Rollin Prather

Profile
- Position: End

Personal information
- Born: July 17, 1925 Eureka, Kansas, U.S.
- Died: May 28, 1996 (aged 70) Calgary, Alberta, Canada
- Listed height: 6 ft 5 in (1.96 m)
- Listed weight: 240 lb (109 kg)

Career information
- College: Kansas State
- NFL draft: 1950: 7th round, 88th overall pick

Career history
- 1950–1954: Edmonton Eskimos

Awards and highlights
- Grey Cup champion (1954); 3× CFL West All-Star (1950, 1951, 1952);

= Rollin Prather =

American gridiron football player (1925–1996)

Rollin Wayne "Rollie" Prather (July 17, 1925 – May 28, 1996) was a Canadian football player who played for the Edmonton Eskimos. He won the Grey Cup with them in 1954. Born in Eureka, Kansas, the son of Raymond Lealand and Irene (Bailey) Prather, he previously played football at and attended Kansas State University, graduating with a Bachelor of Science degree in geology.

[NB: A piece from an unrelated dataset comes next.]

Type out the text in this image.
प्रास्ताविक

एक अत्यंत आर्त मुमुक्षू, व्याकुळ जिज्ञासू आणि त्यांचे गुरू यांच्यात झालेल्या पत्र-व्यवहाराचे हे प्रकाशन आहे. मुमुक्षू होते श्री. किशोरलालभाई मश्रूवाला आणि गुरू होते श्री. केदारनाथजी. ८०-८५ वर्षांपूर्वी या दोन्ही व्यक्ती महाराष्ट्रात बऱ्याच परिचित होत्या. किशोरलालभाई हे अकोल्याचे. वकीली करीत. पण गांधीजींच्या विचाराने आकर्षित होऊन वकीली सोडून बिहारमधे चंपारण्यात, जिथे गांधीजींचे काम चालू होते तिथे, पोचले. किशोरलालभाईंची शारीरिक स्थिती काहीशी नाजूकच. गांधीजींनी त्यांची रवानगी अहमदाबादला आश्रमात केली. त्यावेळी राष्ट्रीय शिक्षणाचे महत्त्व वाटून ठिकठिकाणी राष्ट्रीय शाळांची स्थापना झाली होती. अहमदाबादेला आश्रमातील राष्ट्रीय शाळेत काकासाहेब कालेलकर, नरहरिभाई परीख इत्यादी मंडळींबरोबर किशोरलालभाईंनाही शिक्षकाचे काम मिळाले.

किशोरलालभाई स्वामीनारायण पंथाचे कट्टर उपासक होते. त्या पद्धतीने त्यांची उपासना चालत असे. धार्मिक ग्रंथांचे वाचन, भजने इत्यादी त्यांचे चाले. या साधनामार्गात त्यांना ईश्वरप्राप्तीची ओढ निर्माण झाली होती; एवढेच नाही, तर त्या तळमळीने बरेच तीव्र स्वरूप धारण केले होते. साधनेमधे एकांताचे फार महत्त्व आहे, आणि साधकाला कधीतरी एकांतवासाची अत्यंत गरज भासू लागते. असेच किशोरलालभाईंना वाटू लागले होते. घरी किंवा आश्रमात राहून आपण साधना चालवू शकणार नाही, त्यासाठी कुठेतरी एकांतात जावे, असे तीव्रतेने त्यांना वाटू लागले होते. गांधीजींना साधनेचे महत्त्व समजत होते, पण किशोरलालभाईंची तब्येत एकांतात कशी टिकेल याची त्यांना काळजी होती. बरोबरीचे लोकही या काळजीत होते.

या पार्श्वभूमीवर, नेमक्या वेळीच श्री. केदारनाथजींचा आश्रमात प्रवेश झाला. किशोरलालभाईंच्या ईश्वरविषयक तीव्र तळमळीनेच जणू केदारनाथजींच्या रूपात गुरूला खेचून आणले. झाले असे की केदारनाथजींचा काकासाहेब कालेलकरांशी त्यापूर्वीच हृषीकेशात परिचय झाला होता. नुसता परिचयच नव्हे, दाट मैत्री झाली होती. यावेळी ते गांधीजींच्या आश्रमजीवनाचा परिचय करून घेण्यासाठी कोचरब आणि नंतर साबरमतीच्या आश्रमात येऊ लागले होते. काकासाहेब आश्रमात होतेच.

Prather was also an All-American thrower for the Kansas State Wildcats track and field team, placing runner-up in the discus throw at the 1947 NCAA track and field championships and 3rd in the shot put at the 1948 NCAA track and field championships.

In 1980, Prather was working as a geologist and served as vice-president of Columbia Gas Development of Canada, Ltd., residing in Edmonton. Prather died at his home in Calgary in 1996.